An anonymous donor funded the purchase of the $100,000 MiSeq model made by Illumina. The sequencer is a scientific instrument that is capable of determining the precise order of the nucleotides—abbreviated as A, G, C and T—within a strand of DNA. It was delivered and installed in November.
“We want to use this both for research and for teaching,” says Dr. Sara Sybesma Tolsma, professor of biology. “It’s a very sensitive piece of equipment and it’s expensive to run, but we’re going to involve students as much as we can and still be good stewards of the costs associated with the sequencer.”
Tolsma says she and her colleagues never dreamed that owning a gene sequencer was a possibility for their department. However, when Northwestern was raising $24.5 million for its new DeWitt Family Science Center, an alum of the college offered to provide one.
Tolsma is excited about the impact the sequencer will have on Northwestern’s science students.
“To be able to show them where we put the sample and what the flow cell looks like and how it works—that makes it more real for them and they understand it better,” she says.
Such access to a gene sequencer is unusual for undergraduates. Tolsma’s son is a second-year graduate student at a major public research university. Sequencing is part of his work on a doctorate in genetics, but he never gets to touch the equipment. Instead, he hands his DNA samples to the university employee who runs the sequencer and waits for the results.
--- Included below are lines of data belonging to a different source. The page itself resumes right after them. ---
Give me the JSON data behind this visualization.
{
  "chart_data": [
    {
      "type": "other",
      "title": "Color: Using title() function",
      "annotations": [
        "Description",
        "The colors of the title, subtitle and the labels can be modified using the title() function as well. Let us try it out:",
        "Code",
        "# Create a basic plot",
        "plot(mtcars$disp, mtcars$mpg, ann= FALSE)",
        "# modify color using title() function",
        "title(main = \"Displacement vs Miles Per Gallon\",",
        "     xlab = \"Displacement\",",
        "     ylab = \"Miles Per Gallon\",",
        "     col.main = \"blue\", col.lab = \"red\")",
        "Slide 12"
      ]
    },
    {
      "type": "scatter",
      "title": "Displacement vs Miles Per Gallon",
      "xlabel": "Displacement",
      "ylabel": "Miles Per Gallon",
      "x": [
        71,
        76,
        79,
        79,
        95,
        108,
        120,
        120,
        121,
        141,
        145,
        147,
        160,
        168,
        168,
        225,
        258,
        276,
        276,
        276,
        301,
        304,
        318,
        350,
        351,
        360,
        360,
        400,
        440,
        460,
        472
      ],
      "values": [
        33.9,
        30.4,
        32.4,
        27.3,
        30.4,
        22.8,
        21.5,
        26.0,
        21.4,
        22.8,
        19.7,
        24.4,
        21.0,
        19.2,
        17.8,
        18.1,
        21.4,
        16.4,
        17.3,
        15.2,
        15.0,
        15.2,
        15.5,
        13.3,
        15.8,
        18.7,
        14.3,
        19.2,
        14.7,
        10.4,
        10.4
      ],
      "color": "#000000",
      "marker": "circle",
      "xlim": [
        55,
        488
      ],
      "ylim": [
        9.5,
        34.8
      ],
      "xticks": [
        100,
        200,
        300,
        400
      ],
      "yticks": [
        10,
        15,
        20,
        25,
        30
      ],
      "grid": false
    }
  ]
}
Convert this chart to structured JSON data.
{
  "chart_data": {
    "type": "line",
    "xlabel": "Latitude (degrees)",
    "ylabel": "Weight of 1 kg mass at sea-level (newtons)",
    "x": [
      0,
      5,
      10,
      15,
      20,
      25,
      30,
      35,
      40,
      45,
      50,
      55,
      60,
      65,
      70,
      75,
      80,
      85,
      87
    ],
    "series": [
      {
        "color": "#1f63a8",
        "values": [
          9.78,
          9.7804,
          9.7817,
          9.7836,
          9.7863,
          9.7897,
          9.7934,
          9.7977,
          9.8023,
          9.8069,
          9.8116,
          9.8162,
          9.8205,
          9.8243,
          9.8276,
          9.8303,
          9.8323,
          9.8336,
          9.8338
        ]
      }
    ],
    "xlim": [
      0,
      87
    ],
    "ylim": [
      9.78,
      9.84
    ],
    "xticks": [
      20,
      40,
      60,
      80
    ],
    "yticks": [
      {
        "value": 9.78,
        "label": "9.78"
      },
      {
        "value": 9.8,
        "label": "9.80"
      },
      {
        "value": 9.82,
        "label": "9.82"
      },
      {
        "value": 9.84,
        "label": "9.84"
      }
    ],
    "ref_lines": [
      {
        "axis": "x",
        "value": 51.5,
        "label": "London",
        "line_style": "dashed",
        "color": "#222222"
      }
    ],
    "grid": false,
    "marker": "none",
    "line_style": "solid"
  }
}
Tolsma anticipates a variety of ways Northwestern will use its gene sequencer. The college is part of the national SEA-PHAGES program, which is designed to interest undergraduates in scientific research by making them part of a global effort to discover phages, viruses that infect bacteria. All of the students in Microbiology want to have the phages they discovered sequenced, but that process costs $250 per phage when done by another institution. By having its own sequencer, Northwestern will be better able to meet that demand.
Tolsma and Dr. Laurie Furlong, another member of Northwestern’s biology department, will also use the sequencer to research the gene expression of mayflies in different environments. Their chemistry department colleagues, meanwhile, are interested in confirming gene mutations made in site-directed mutagenesis.
“This machine isn’t powerful enough to do a human genome, but it’s way more powerful than what we need to do a simple virus, like a phage,” Tolsma says. “So it’s doing what we need it to do today, and it will do what we want it to do tomorrow.”